Sauron could have miscalulated and simply used up his dragon-stock too soon, depriving himself of potential great servants and captains. Hence, if the dragons were reduced to weak and simple-minded creatures without Morgoth’s will, the loss of great numbers of dragons in the War of the Elves and Sauron could have forced Sauron to turn his attention to other means of extending his power. By the end of the Second Age, when Sauron was moving against Gondor, dragons may no longer have fit into his plans.

So, one can easily surmise there must have been battles with dragons in the Second Age, perhaps even grand battles where the dragons served as powerful war beasts much like elephants in the classical world (or the Oliphaunts of the Southrons in The War of the Ring).
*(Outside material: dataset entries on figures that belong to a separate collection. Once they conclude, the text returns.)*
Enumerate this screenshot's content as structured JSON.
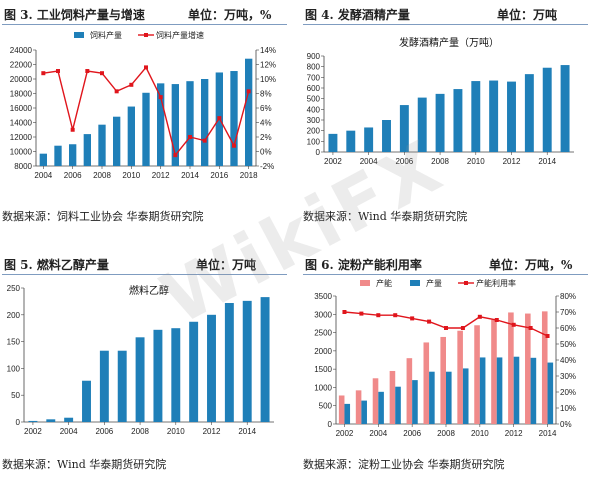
{
  "watermark": "WikiFX",
  "panels": [
    {
      "title": "图 3. 工业饲料产量与增速",
      "unit": "单位：万吨，%",
      "source": "数据来源：饲料工业协会 华泰期货研究院"
    },
    {
      "title": "图 4. 发酵酒精产量",
      "unit": "单位：万吨",
      "source": "数据来源：Wind 华泰期货研究院"
    },
    {
      "title": "图 5. 燃料乙醇产量",
      "unit": "单位：万吨",
      "source": "数据来源：Wind 华泰期货研究院"
    },
    {
      "title": "图 6. 淀粉产能利用率",
      "unit": "单位：万吨，%",
      "source": "数据来源：淀粉工业协会 华泰期货研究院"
    }
  ],
  "chart_data": [
    {
      "type": "bar",
      "title": "",
      "x": [
        2004,
        2005,
        2006,
        2007,
        2008,
        2009,
        2010,
        2011,
        2012,
        2013,
        2014,
        2015,
        2016,
        2017,
        2018
      ],
      "xticks": [
        2004,
        2006,
        2008,
        2010,
        2012,
        2014,
        2016,
        2018
      ],
      "series": [
        {
          "name": "饲料产量",
          "kind": "bar",
          "axis": "left",
          "color": "#1f7fb8",
          "values": [
            9700,
            10800,
            11000,
            12400,
            13700,
            14800,
            16200,
            18100,
            19400,
            19300,
            19700,
            20000,
            20900,
            21100,
            22800
          ]
        },
        {
          "name": "饲料产量增速",
          "kind": "line",
          "axis": "right",
          "color": "#e0151c",
          "values": [
            10.8,
            11.1,
            3.0,
            11.1,
            10.8,
            8.3,
            9.2,
            11.6,
            7.5,
            -0.5,
            2.0,
            1.5,
            4.6,
            0.8,
            8.3
          ]
        }
      ],
      "ylim": [
        8000,
        24000
      ],
      "yticks": [
        8000,
        10000,
        12000,
        14000,
        16000,
        18000,
        20000,
        22000,
        24000
      ],
      "y2lim": [
        -2,
        14
      ],
      "y2ticks": [
        "-2%",
        "0%",
        "2%",
        "4%",
        "6%",
        "8%",
        "10%",
        "12%",
        "14%"
      ],
      "legend": "top"
    },
    {
      "type": "bar",
      "title": "发酵酒精产量（万吨）",
      "x": [
        2002,
        2003,
        2004,
        2005,
        2006,
        2007,
        2008,
        2009,
        2010,
        2011,
        2012,
        2013,
        2014,
        2015
      ],
      "xticks": [
        2002,
        2004,
        2006,
        2008,
        2010,
        2012,
        2014
      ],
      "series": [
        {
          "name": "发酵酒精产量",
          "kind": "bar",
          "axis": "left",
          "color": "#1f7fb8",
          "values": [
            170,
            200,
            230,
            300,
            440,
            510,
            545,
            590,
            665,
            670,
            660,
            730,
            790,
            815
          ]
        }
      ],
      "ylim": [
        0,
        900
      ],
      "yticks": [
        0,
        100,
        200,
        300,
        400,
        500,
        600,
        700,
        800,
        900
      ]
    },
    {
      "type": "bar",
      "title": "燃料乙醇",
      "x": [
        2002,
        2003,
        2004,
        2005,
        2006,
        2007,
        2008,
        2009,
        2010,
        2011,
        2012,
        2013,
        2014,
        2015
      ],
      "xticks": [
        2002,
        2004,
        2006,
        2008,
        2010,
        2012,
        2014
      ],
      "series": [
        {
          "name": "燃料乙醇",
          "kind": "bar",
          "axis": "left",
          "color": "#1f7fb8",
          "values": [
            2,
            5,
            8,
            77,
            133,
            133,
            158,
            172,
            175,
            187,
            200,
            222,
            226,
            233
          ]
        }
      ],
      "ylim": [
        0,
        250
      ],
      "yticks": [
        0,
        50,
        100,
        150,
        200,
        250
      ]
    },
    {
      "type": "bar",
      "title": "",
      "x": [
        2002,
        2003,
        2004,
        2005,
        2006,
        2007,
        2008,
        2009,
        2010,
        2011,
        2012,
        2013,
        2014
      ],
      "xticks": [
        2002,
        2004,
        2006,
        2008,
        2010,
        2012,
        2014
      ],
      "series": [
        {
          "name": "产能",
          "kind": "bar",
          "axis": "left",
          "color": "#f08a8a",
          "values": [
            780,
            920,
            1250,
            1450,
            1800,
            2230,
            2380,
            2550,
            2700,
            2850,
            3050,
            3020,
            3080
          ]
        },
        {
          "name": "产量",
          "kind": "bar",
          "axis": "left",
          "color": "#1f7fb8",
          "values": [
            550,
            640,
            880,
            1020,
            1200,
            1430,
            1430,
            1520,
            1820,
            1820,
            1840,
            1810,
            1680
          ]
        },
        {
          "name": "产能利用率",
          "kind": "line",
          "axis": "right",
          "color": "#e0151c",
          "values": [
            70,
            69,
            68,
            68,
            66,
            64,
            60,
            60,
            67,
            65,
            62,
            60,
            55
          ]
        }
      ],
      "ylim": [
        0,
        3500
      ],
      "yticks": [
        0,
        500,
        1000,
        1500,
        2000,
        2500,
        3000,
        3500
      ],
      "y2lim": [
        0,
        80
      ],
      "y2ticks": [
        "0%",
        "10%",
        "20%",
        "30%",
        "40%",
        "50%",
        "60%",
        "70%",
        "80%"
      ],
      "legend": "top"
    }
  ]
}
But these dragons lacked the great intellect of the more powerful creatures of legend. They would eventually recover that malice and cunning, and breed true to their kind. But it would be thousands of years before they could achive their comeback.

And so there should be no stories of great dragon-slayers from the Second Age. The dragons could not threaten the Eldar and the Dunedain, who were steeped in the lore of ages, great warriors, and capable of taking on the most dread of all Morgoth’s servants. Dragons worked best for the dark lords when they had large numbers, and the Elves feared them, and Men could not withstand them. Without the guidance of Morgoth and Sauron, dragons must have learned to fend for themselves, much as the Orcs did. But whereas the Orcs could breed quickly and replenish their numbers, dragons may not have produced the numbers Sauron would have required to use them effectively.
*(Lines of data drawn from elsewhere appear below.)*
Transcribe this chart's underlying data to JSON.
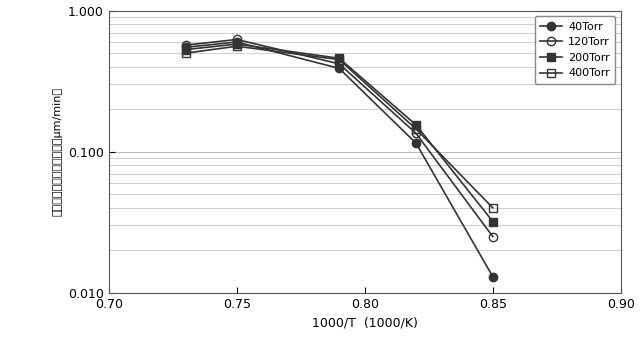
{
  "series": [
    {
      "label": "40Torr",
      "x": [
        0.73,
        0.75,
        0.79,
        0.82,
        0.85
      ],
      "y": [
        0.55,
        0.6,
        0.39,
        0.115,
        0.013
      ],
      "marker": "o",
      "markerfacecolor": "#333333",
      "markeredgecolor": "#333333",
      "color": "#333333",
      "fillstyle": "full"
    },
    {
      "label": "120Torr",
      "x": [
        0.73,
        0.75,
        0.79,
        0.82,
        0.85
      ],
      "y": [
        0.57,
        0.625,
        0.42,
        0.135,
        0.025
      ],
      "marker": "o",
      "markerfacecolor": "#ffffff",
      "markeredgecolor": "#333333",
      "color": "#333333",
      "fillstyle": "none"
    },
    {
      "label": "200Torr",
      "x": [
        0.73,
        0.75,
        0.79,
        0.82,
        0.85
      ],
      "y": [
        0.53,
        0.58,
        0.46,
        0.155,
        0.032
      ],
      "marker": "s",
      "markerfacecolor": "#333333",
      "markeredgecolor": "#333333",
      "color": "#333333",
      "fillstyle": "full"
    },
    {
      "label": "400Torr",
      "x": [
        0.73,
        0.75,
        0.79,
        0.82,
        0.85
      ],
      "y": [
        0.5,
        0.56,
        0.45,
        0.145,
        0.04
      ],
      "marker": "s",
      "markerfacecolor": "#ffffff",
      "markeredgecolor": "#333333",
      "color": "#333333",
      "fillstyle": "none"
    }
  ],
  "xlim": [
    0.7,
    0.9
  ],
  "ylim": [
    0.01,
    1.0
  ],
  "xlabel": "1000/T  (1000/K)",
  "ylabel": "エピタキシャル成長速度（μm/min）",
  "xticks": [
    0.7,
    0.75,
    0.8,
    0.85,
    0.9
  ],
  "xtick_labels": [
    "0.70",
    "0.75",
    "0.80",
    "0.85",
    "0.90"
  ],
  "yticks": [
    0.01,
    0.1,
    1.0
  ],
  "ytick_labels": [
    "0.010",
    "0.100",
    "1.000"
  ],
  "background_color": "#ffffff",
  "plot_bg_color": "#ffffff",
  "grid_color": "#bbbbbb",
  "linewidth": 1.2,
  "markersize": 6
}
Dragon-hunting should never have become a popular passtime among Elves and Men, but there had to be a reason dragons returned to or stayed in the far north for so long. Permitting a young warrior to kill a dragon as a right of passage would belittle the power and terror of these marvelous monsters. Tolkien would never have written a story about a Man killing a weak and mindless dragon. Better to let the dragons sleep quietly in the shadows until they were ready to burst upon the world once again.

And perhaps that is what really happened to dragons. Like the Balrog under Moria, maybe they fled to holes in the far north and laid themselves down to sleep, and so passed through the Second Age unscathed, unused, and only began to rouse from their ancient slumber in the Third Age when Men and Dwarves accidentally woke them. Instead of declining into a primitive bestial state, the dragons waited until a time came when they could once again make their mark upon the world.